Post-translational modification (PTM) involves covalent modification after the biosynthesis process and plays an essential role in the study of cell biology. Lysine phosphoglycerylation, a newly discovered reversible type of PTM that affects glycolytic enzyme activities, and is responsible for a wide variety of diseases, such as heart failure, arthritis, and degeneration of the nervous system. Our goal is to computationally characterize potential phosphoglycerylation sites to understand the functionality and causality more accurately. In this study, a novel computational tool, referred to as predPhogly-Site, has been developed to predict phosphoglycerylation sites in the protein. It has effectively utilized the probabilistic sequence-coupling information among the nearby amino acid residues of phosphoglycerylation sites along with a variable cost adjustment for the skewed training dataset to enhance the prediction characteristics. It has achieved around 99% accuracy with more than 0.96 MCC and 0.97 AUC in both 10-fold cross-validation and independent test. Even, the standard deviation in 10-fold cross-validation is almost negligible. This performance indicates that predPhogly-Site remarkably outperformed the existing prediction tools and can be used as a promising predictor, preferably with its web interface at http://103.99.176.239/predPhogly-Site.
This repository contains the predictive decision-making workflow of predPhogly-Site.
Contains the benchmark dataset and the source code of the 10 times 10-fold cross-validation.
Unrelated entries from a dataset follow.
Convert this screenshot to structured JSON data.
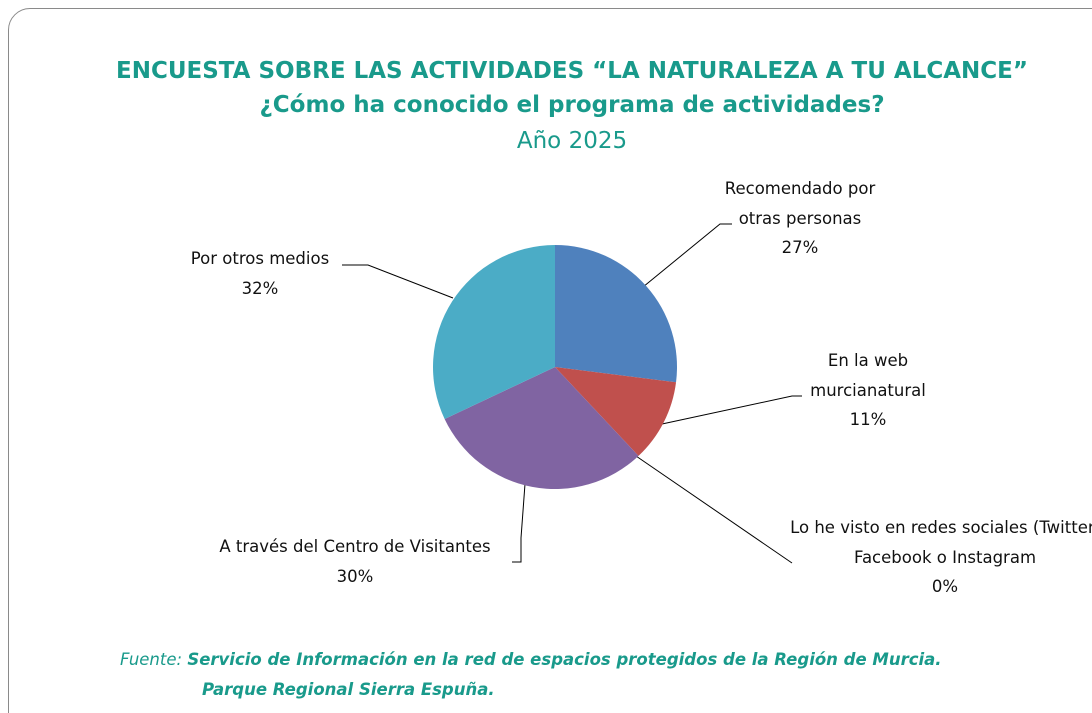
{
  "chart_data": {
    "type": "pie",
    "title": "ENCUESTA SOBRE LAS ACTIVIDADES “LA NATURALEZA A TU ALCANCE”",
    "subtitle": "¿Cómo ha conocido el programa de actividades?",
    "subtitle2": "Año 2025",
    "categories": [
      "Recomendado por otras personas",
      "En la web murcianatural",
      "Lo he visto en redes sociales (Twitter, Facebook o Instagram",
      "A través del Centro de Visitantes",
      "Por otros medios"
    ],
    "values": [
      27,
      11,
      0,
      30,
      32
    ],
    "value_labels": [
      "27%",
      "11%",
      "0%",
      "30%",
      "32%"
    ],
    "colors": [
      "#4f81bd",
      "#c0504d",
      "#9bbb59",
      "#8064a2",
      "#4bacc6"
    ],
    "source_label": "Fuente:",
    "source": [
      "Servicio de Información en la red de espacios protegidos de la Región de Murcia.",
      "Parque Regional Sierra Espuña."
    ]
  }
}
The 10-iterations of 10-fold cross-validation were performed according to the following steps:
Step 1: Extract the sequence-coupled features from the segmented sequences.
Step 2: Divide the extracted dataset randomly into 10 disjoint sets.
Step 3: Select 1 set as test set and utilize the remaining 9 sets as training set.
Step 4: Train the RBF kernel based SVM predictor with the training set using the optimal hyperparameters (C, gamma) of the respective iteration.
Step 5: Perform prediction on the test set.
Step 6: Repeat steps 2 to 5 until all 10 sets had been used for testing.
Step 7: Merge the prediction outputs and measure the performance.
Step 8: Repeat steps 1 to 7 for 10 times.
Step 9: Measure the average performance of 10 repetitions with corresponding standard deviations.
Contains the independent test dataset and the predicted and test labels with corresponding prediction performances of the respective predictors.